Even now, typing the word out I’m drifting dangerously back towards satiation-land.
United’s ominously tough opening fixtures combined with sslukkd-era Everton’s historically slow start to the season means they’re guaranteed to drop at least a couple of points in the early going. Byline writers will undoubtedly already have their headlines primed, pre-set and ready to go at the touch of a button. Like the Queen’s obituary. Or prospective Yewtree candidate puns. MOYESEND CHALICE. MOYES FROM THE CRAP STUFF. UNITED CAUGHT WITH THEIR PANTS DOWN MID-MOYTUS. It’s going to become unbearable.

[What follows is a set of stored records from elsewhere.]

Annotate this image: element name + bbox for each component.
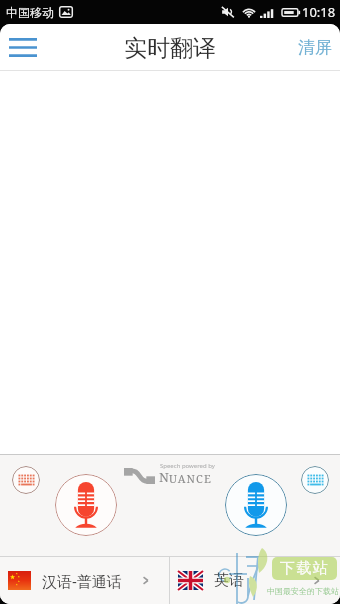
staticText: Speech powered by xyxy=(160,462,215,470)
staticText: N xyxy=(159,468,169,486)
button[interactable]: Chinese keyboard input xyxy=(12,466,40,494)
staticText: 中国最安全的下载站 xyxy=(267,586,339,596)
staticText: 英语 xyxy=(214,571,244,590)
staticText: 清屏 xyxy=(298,37,332,58)
staticText: 10:18 xyxy=(302,3,336,21)
button[interactable]: Record Chinese speech xyxy=(55,474,117,536)
staticText: 汉语-普通话 xyxy=(42,571,122,591)
button[interactable]: Record English speech xyxy=(225,474,287,536)
button[interactable]: 汉语-普通话 xyxy=(0,557,169,604)
staticText: 实时翻译 xyxy=(124,34,216,63)
button[interactable]: 英语 xyxy=(170,557,340,604)
staticText: 中国移动 xyxy=(6,5,54,20)
staticText: 下载站 xyxy=(280,559,330,578)
button[interactable]: 清屏 xyxy=(284,24,340,70)
staticText: UANCE xyxy=(169,471,212,486)
button[interactable]: English keyboard input xyxy=(301,466,329,494)
button[interactable]: Menu xyxy=(0,24,46,70)
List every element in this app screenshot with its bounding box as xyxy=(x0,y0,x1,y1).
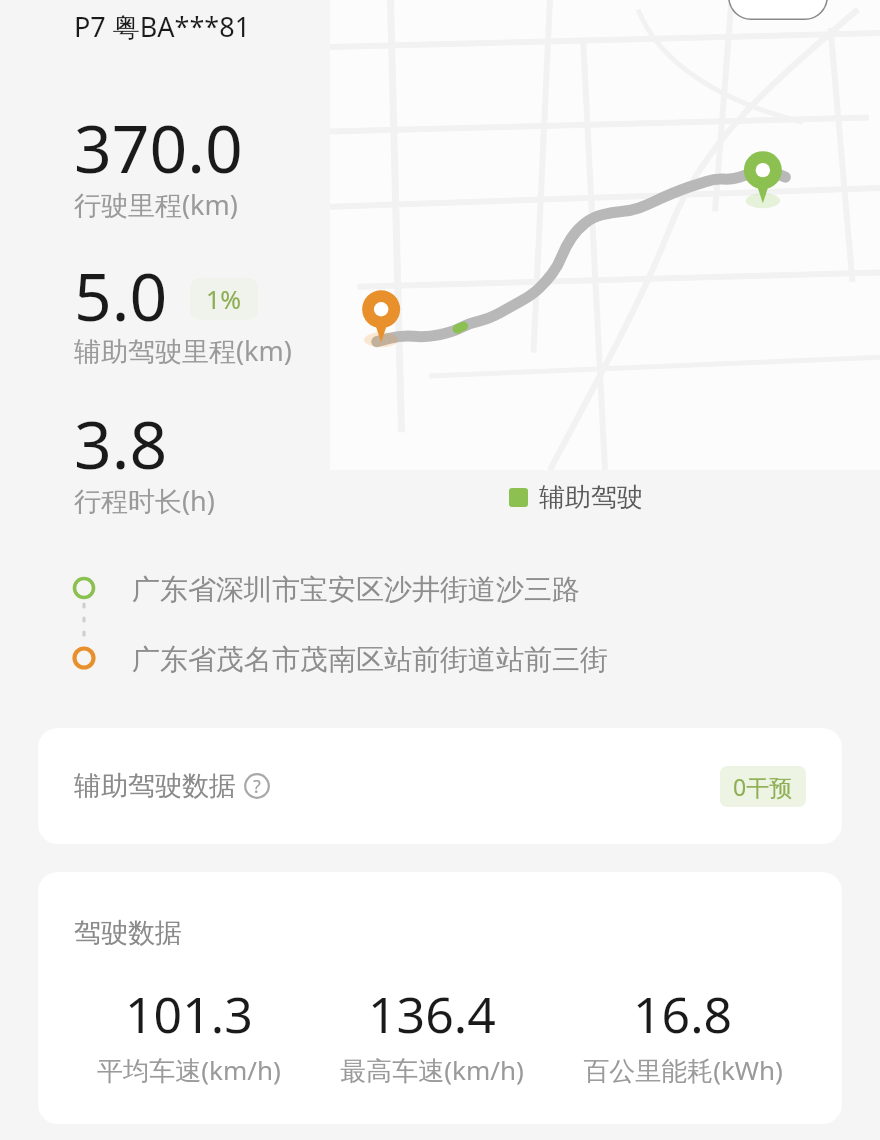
staticText: 广东省深圳市宝安区沙井街道沙三路 xyxy=(132,572,580,607)
staticText: 最高车速(km/h) xyxy=(340,1052,524,1088)
staticText: 1% xyxy=(206,282,242,316)
staticText: 广东省茂名市茂南区站前街道站前三街 xyxy=(132,642,608,677)
button[interactable]: More xyxy=(728,0,828,20)
staticText: 16.8 xyxy=(633,980,733,1048)
button[interactable]: 辅助驾驶数据 xyxy=(38,728,842,844)
staticText: P7 粤BA***81 xyxy=(74,8,251,45)
staticText: 3.8 xyxy=(74,398,168,488)
staticText: 平均车速(km/h) xyxy=(97,1052,281,1088)
staticText: 辅助驾驶数据 xyxy=(74,769,236,803)
staticText: 驾驶数据 xyxy=(74,916,182,950)
staticText: 136.4 xyxy=(368,980,496,1048)
staticText: 行程时长(h) xyxy=(74,482,215,519)
staticText: ? xyxy=(253,774,261,799)
staticText: 370.0 xyxy=(74,102,243,192)
staticText: 百公里能耗(kWh) xyxy=(583,1052,783,1088)
staticText: 101.3 xyxy=(125,980,253,1048)
staticText: 5.0 xyxy=(74,250,168,340)
staticText: 行驶里程(km) xyxy=(74,186,238,223)
button[interactable]: Help xyxy=(244,773,270,799)
staticText: 0干预 xyxy=(733,771,793,802)
button[interactable]: 驾驶数据 xyxy=(38,872,842,1124)
staticText: 辅助驾驶里程(km) xyxy=(74,332,292,369)
staticText: 辅助驾驶 xyxy=(539,481,643,514)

United fans and board need to be patient. This barely needs saying and has been repeated ad nauseam by anyone with a brain still able to register the meaning of words, but it’s much easier to trot out before the actual business commences (and by business, I don’t mean business as in business, I mean business as in football. The business of playing football. Not football business. That much should be evident, unless the word business has now become meaningless to you. Business. Look at it, it’s nonsense!) Because when the first on-pitch stumbles start to happen, and they will, that name is going to be everywhere, losing it’s meaning and value with every red top headline, sensationalist hit whoring editorial and over emotional forum post.
Get to grips with it while you can. The noise is coming, and it’s going to be deafening.